Examines women’s experiences with Utah’s 72-hour waiting period and two-visit requirement for abortion, which was the first 72-hour waiting period law to go into effect in the U.S. Overall, Utah’s 72-hour waiting period and two-visit requirement did not prevent women who presented for information visits from having abortions, but did burden women with financial costs, logistical hassles and extended periods of dwelling on decisions they had already made. They also led some women to worry that they may not be able to have the type of abortion they preferred and pushed at least one women beyond her facility’s gestational limit for providing abortion care. The two-visit requirement increased the cost of the abortion by 10% and the 72-hour wait was actually an 8-day wait in practice.

"Alcohol, Tobacco, and Drug Use as Reasons for Abortion" (with Lyndsay Ammon Avalos, Danielle Sinkford, and Diana Greene Foster). Alcohol and Alcoholism 47, no. 6 (2012): 640-648.

Using data from the UCSF Turnaway Study (n=956 women seeking abortion in the United States), we found that nearly 5% reported alcohol, tobacco, or drug use as a reason for deciding to have an abortion. Women reporting alcohol as a reason drank at levels exceeding a low threshold and did not appear to be terminating otherwise wanted pregnancies. None of the women reporting drug use as a reason reported fear of punishment as a reason for abortion. Ninety-eight percent of women reporting alcohol, tobacco, or drugs as a reason had unintended pregnancies. Findings are inconsistent with hypotheses that recommendations for abstinence from alcohol during pregnancy and punitive policies relating to drug use lead women using low levels of alcohol or using drugs to terminate otherwise wanted pregnancies.
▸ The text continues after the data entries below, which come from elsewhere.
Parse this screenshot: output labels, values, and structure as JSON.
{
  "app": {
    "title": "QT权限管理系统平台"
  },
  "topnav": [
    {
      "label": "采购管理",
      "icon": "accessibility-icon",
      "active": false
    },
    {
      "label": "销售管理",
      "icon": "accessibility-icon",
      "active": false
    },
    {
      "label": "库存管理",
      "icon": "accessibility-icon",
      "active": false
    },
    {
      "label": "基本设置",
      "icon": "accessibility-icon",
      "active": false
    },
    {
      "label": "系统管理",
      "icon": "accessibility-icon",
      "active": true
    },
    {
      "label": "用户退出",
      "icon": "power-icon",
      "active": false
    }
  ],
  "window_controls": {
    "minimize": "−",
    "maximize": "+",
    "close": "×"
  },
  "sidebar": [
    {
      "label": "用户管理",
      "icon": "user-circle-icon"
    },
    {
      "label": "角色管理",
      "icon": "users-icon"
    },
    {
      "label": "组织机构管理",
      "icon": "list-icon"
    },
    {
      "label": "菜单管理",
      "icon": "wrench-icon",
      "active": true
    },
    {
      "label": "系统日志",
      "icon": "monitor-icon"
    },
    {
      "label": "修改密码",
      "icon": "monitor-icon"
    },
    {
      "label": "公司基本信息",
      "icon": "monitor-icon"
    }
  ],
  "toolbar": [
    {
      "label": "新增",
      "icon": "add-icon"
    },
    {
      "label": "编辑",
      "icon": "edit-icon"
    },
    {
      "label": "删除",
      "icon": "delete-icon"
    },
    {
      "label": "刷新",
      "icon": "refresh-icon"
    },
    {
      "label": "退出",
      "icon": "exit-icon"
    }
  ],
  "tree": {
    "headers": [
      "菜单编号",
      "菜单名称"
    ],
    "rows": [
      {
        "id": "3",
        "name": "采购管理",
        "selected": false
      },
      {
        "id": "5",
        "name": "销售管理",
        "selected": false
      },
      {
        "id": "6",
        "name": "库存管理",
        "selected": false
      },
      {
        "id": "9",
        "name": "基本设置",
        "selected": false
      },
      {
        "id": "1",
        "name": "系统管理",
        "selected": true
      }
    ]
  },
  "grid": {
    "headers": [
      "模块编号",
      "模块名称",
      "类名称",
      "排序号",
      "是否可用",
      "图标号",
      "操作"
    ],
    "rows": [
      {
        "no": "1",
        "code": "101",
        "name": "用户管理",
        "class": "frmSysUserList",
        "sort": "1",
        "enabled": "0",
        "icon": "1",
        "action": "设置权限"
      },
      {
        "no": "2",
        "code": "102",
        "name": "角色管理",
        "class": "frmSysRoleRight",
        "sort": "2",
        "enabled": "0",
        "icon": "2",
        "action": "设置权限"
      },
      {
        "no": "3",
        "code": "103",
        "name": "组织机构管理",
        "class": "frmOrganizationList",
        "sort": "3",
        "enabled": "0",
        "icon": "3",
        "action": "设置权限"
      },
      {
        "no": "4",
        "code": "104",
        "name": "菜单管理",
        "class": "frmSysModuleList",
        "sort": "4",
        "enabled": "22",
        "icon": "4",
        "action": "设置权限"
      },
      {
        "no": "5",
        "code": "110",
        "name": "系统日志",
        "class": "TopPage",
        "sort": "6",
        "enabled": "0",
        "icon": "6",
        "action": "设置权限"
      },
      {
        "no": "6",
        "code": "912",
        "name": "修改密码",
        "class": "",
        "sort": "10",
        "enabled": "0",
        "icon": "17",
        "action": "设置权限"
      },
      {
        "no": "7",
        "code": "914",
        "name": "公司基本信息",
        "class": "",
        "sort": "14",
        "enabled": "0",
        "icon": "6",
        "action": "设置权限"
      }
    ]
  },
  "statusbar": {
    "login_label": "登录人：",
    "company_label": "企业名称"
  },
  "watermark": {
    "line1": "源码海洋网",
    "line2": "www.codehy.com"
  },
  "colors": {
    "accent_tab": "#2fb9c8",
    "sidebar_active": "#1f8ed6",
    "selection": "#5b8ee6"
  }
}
"Complex Calculations: How Drug Use During Pregnancy Becomes a Barrier to Prenatal Care" (with Cheri Pies). Maternal and Child Health Journal 15, no. 3 (2011): 333-341.

Using qualitative data collected from pregnant and parenting women using alcohol and/or drugs in a California county, finds that women using drugs attended and avoided prenatal care for reasons not connected to their drug use: concern for the health of their baby, social support, and extrinsic barriers such as health insurance and transportation. Also finds that drug use itself was a barrier for a few women. In addition to drug use, women experienced multiple simultaneous risk factors. Both the drug use and the multiple simultaneous risk factors made resolving extrinsic barriers more difficult. Women also feared the effects of drug use on their baby's health and feared being reported to Child Protective Services, each of which influenced prenatal care use.